Proof sketch of claim: Use PSDness of \(\lambda_2 I - \sum_{1< j \leq n} \lambda_j(A_G) w_j w_j^\top\) together with \(\vdash_4 \|v(y,y')\|^2 \leq n\).
Now let’s put things together to prove Theorem 2.

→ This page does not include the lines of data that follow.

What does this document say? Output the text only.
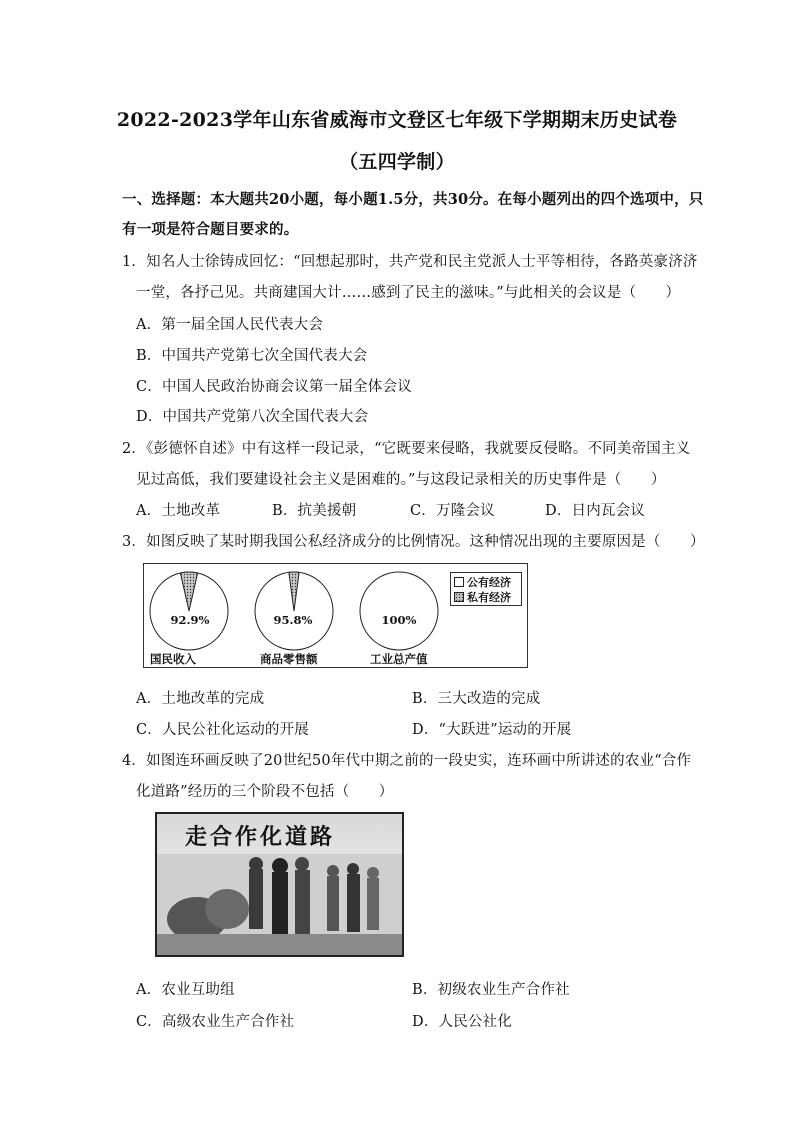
2022-2023学年山东省威海市文登区七年级下学期期末历史试卷
（五四学制）
一、选择题：本大题共20小题，每小题1.5分，共30分。在每小题列出的四个选项中，只
有一项是符合题目要求的。
1．知名人士徐铸成回忆：“回想起那时，共产党和民主党派人士平等相待，各路英豪济济
一堂，各抒己见。共商建国大计……感到了民主的滋味。”与此相关的会议是（　　）
A．第一届全国人民代表大会
B．中国共产党第七次全国代表大会
C．中国人民政治协商会议第一届全体会议
D．中国共产党第八次全国代表大会
2．《彭德怀自述》中有这样一段记录，“它既要来侵略，我就要反侵略。不同美帝国主义
见过高低，我们要建设社会主义是困难的。”与这段记录相关的历史事件是（　　）
A．土地改革	B．抗美援朝	C．万隆会议	D．日内瓦会议
3．如图反映了某时期我国公私经济成分的比例情况。这种情况出现的主要原因是（　　）
公有经济
私有经济
92.9%	95.8%	100%
国民收入	商品零售额	工业总产值
A．土地改革的完成	B．三大改造的完成
C．人民公社化运动的开展	D．“大跃进”运动的开展
4．如图连环画反映了20世纪50年代中期之前的一段史实，连环画中所讲述的农业“合作
化道路”经历的三个阶段不包括（　　）
走合作化道路
A．农业互助组	B．初级农业生产合作社
C．高级农业生产合作社	D．人民公社化
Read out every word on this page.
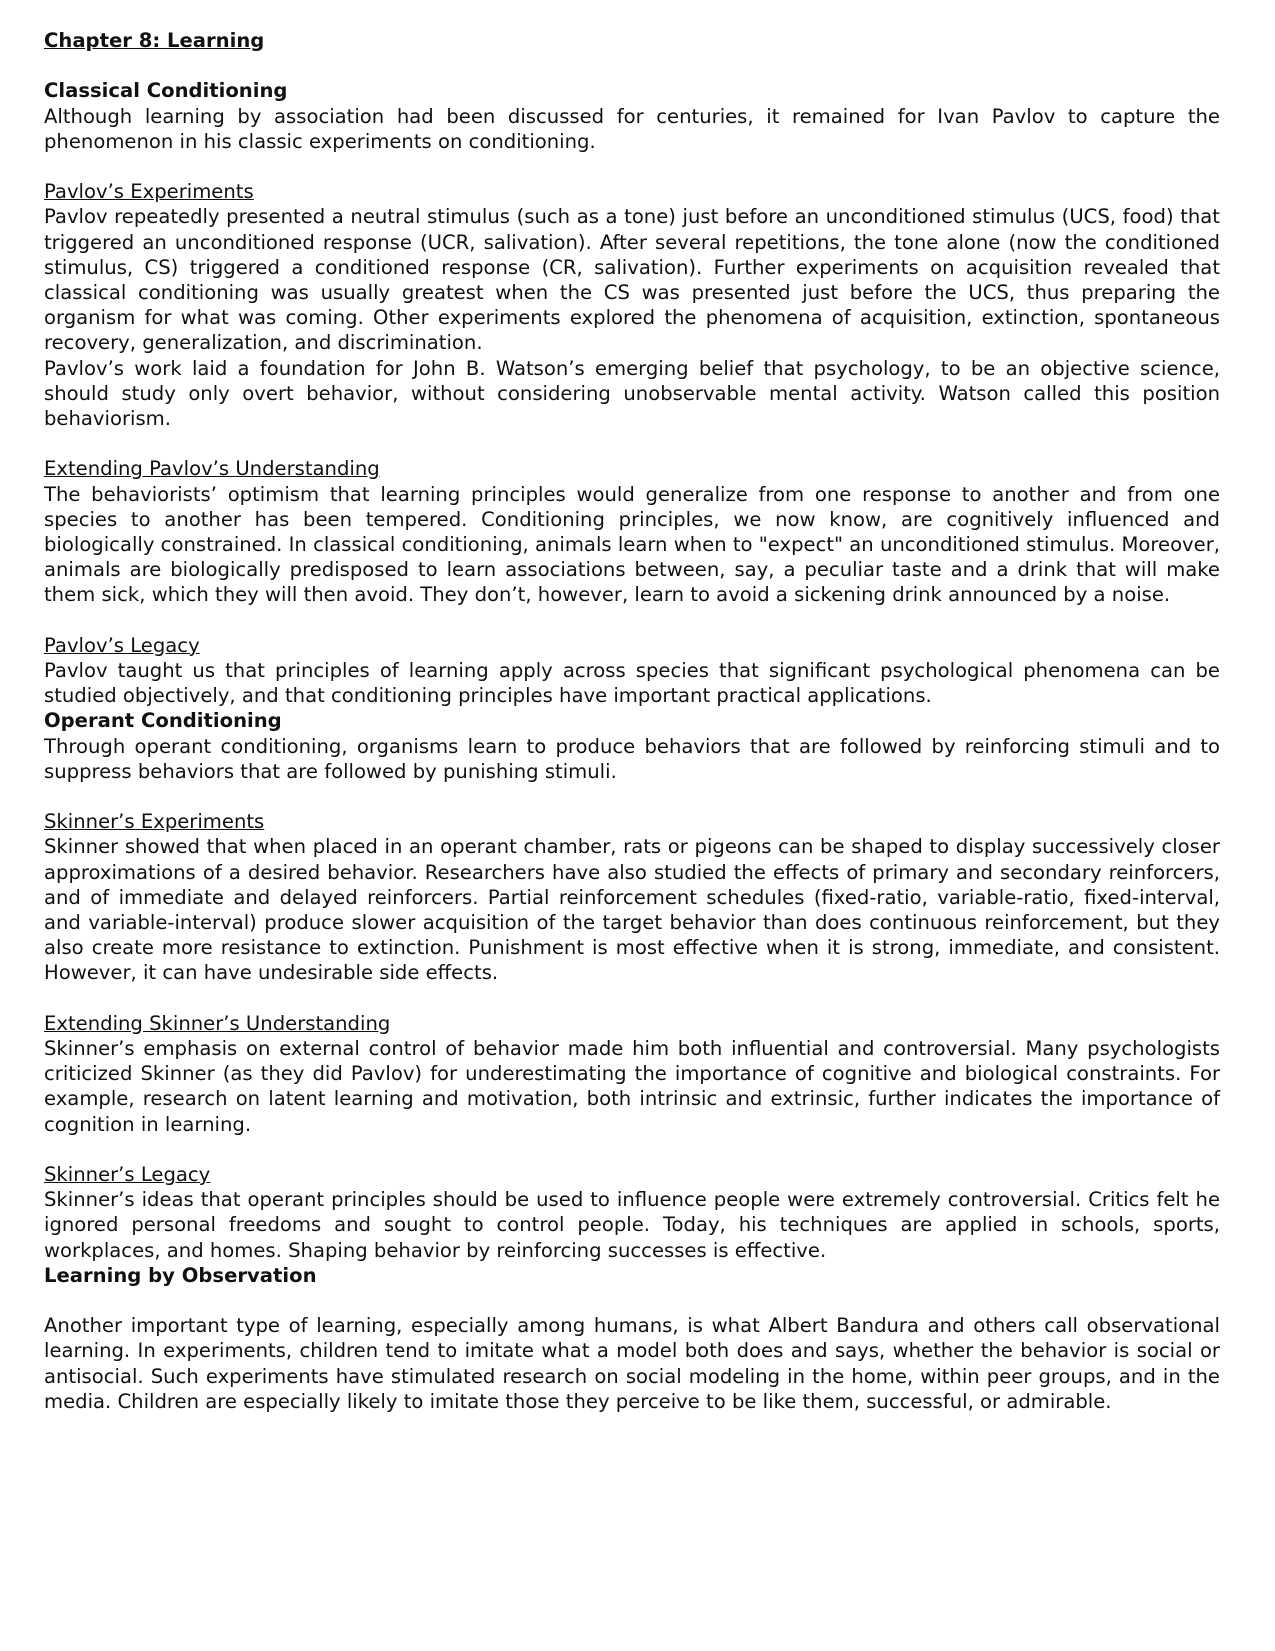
Chapter 8: Learning
Classical Conditioning
Although learning by association had been discussed for centuries, it remained for Ivan Pavlov to capture the phenomenon in his classic experiments on conditioning.
Pavlov’s Experiments
Pavlov repeatedly presented a neutral stimulus (such as a tone) just before an unconditioned stimulus (UCS, food) that triggered an unconditioned response (UCR, salivation). After several repetitions, the tone alone (now the conditioned stimulus, CS) triggered a conditioned response (CR, salivation). Further experiments on acquisition revealed that classical conditioning was usually greatest when the CS was presented just before the UCS, thus preparing the organism for what was coming. Other experiments explored the phenomena of acquisition, extinction, spontaneous recovery, generalization, and discrimination.
Pavlov’s work laid a foundation for John B. Watson’s emerging belief that psychology, to be an objective science, should study only overt behavior, without considering unobservable mental activity. Watson called this position behaviorism.
Extending Pavlov’s Understanding
The behaviorists’ optimism that learning principles would generalize from one response to another and from one species to another has been tempered. Conditioning principles, we now know, are cognitively influenced and biologically constrained. In classical conditioning, animals learn when to "expect" an unconditioned stimulus. Moreover, animals are biologically predisposed to learn associations between, say, a peculiar taste and a drink that will make them sick, which they will then avoid. They don’t, however, learn to avoid a sickening drink announced by a noise.
Pavlov’s Legacy
Pavlov taught us that principles of learning apply across species that significant psychological phenomena can be studied objectively, and that conditioning principles have important practical applications.
Operant Conditioning
Through operant conditioning, organisms learn to produce behaviors that are followed by reinforcing stimuli and to suppress behaviors that are followed by punishing stimuli.
Skinner’s Experiments
Skinner showed that when placed in an operant chamber, rats or pigeons can be shaped to display successively closer approximations of a desired behavior. Researchers have also studied the effects of primary and secondary reinforcers, and of immediate and delayed reinforcers. Partial reinforcement schedules (fixed-ratio, variable-ratio, fixed-interval, and variable-interval) produce slower acquisition of the target behavior than does continuous reinforcement, but they also create more resistance to extinction. Punishment is most effective when it is strong, immediate, and consistent. However, it can have undesirable side effects.
Extending Skinner’s Understanding
Skinner’s emphasis on external control of behavior made him both influential and controversial. Many psychologists criticized Skinner (as they did Pavlov) for underestimating the importance of cognitive and biological constraints. For example, research on latent learning and motivation, both intrinsic and extrinsic, further indicates the importance of cognition in learning.
Skinner’s Legacy
Skinner’s ideas that operant principles should be used to influence people were extremely controversial. Critics felt he ignored personal freedoms and sought to control people. Today, his techniques are applied in schools, sports, workplaces, and homes. Shaping behavior by reinforcing successes is effective.
Learning by Observation
Another important type of learning, especially among humans, is what Albert Bandura and others call observational learning. In experiments, children tend to imitate what a model both does and says, whether the behavior is social or antisocial. Such experiments have stimulated research on social modeling in the home, within peer groups, and in the media. Children are especially likely to imitate those they perceive to be like them, successful, or admirable.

Proof sketch of Theorem 2: Let \(\tilde{\mathbb E}\) be a degree-\(d\) pseudoexpectation. Following the proof of Theorem 1’, we can assume there is a conditioning \(\tilde{\mathbb E}'\) of \(\tilde{\mathbb E}\), with local distributions \(\mu'\), such that:
The first point implies that \(\mathbb E_{i,j \in [n]} Cov_{ij}^2 \leq d^{-\Omega(1)}\), so by the local-to-global lemma, \(\mathbb E_{i \sim j} Cov_{ij}^2 \leq d^{-\Omega(1)} + O(\lambda_2)\).
Exercise: show that \(|\mu'_{ij} - \mu'_i \otimes \mu'_j|_{TV} \leq |Cov_{ij}|^{\Omega(1)}\).
Given this exercise, independent rounding produces a cut \(y\) such that \(\mathbb EG(y) \geq (1-poly(1/d,\lambda_2)) \tilde{\mathbb E}G(x)\), which is what we wanted to show.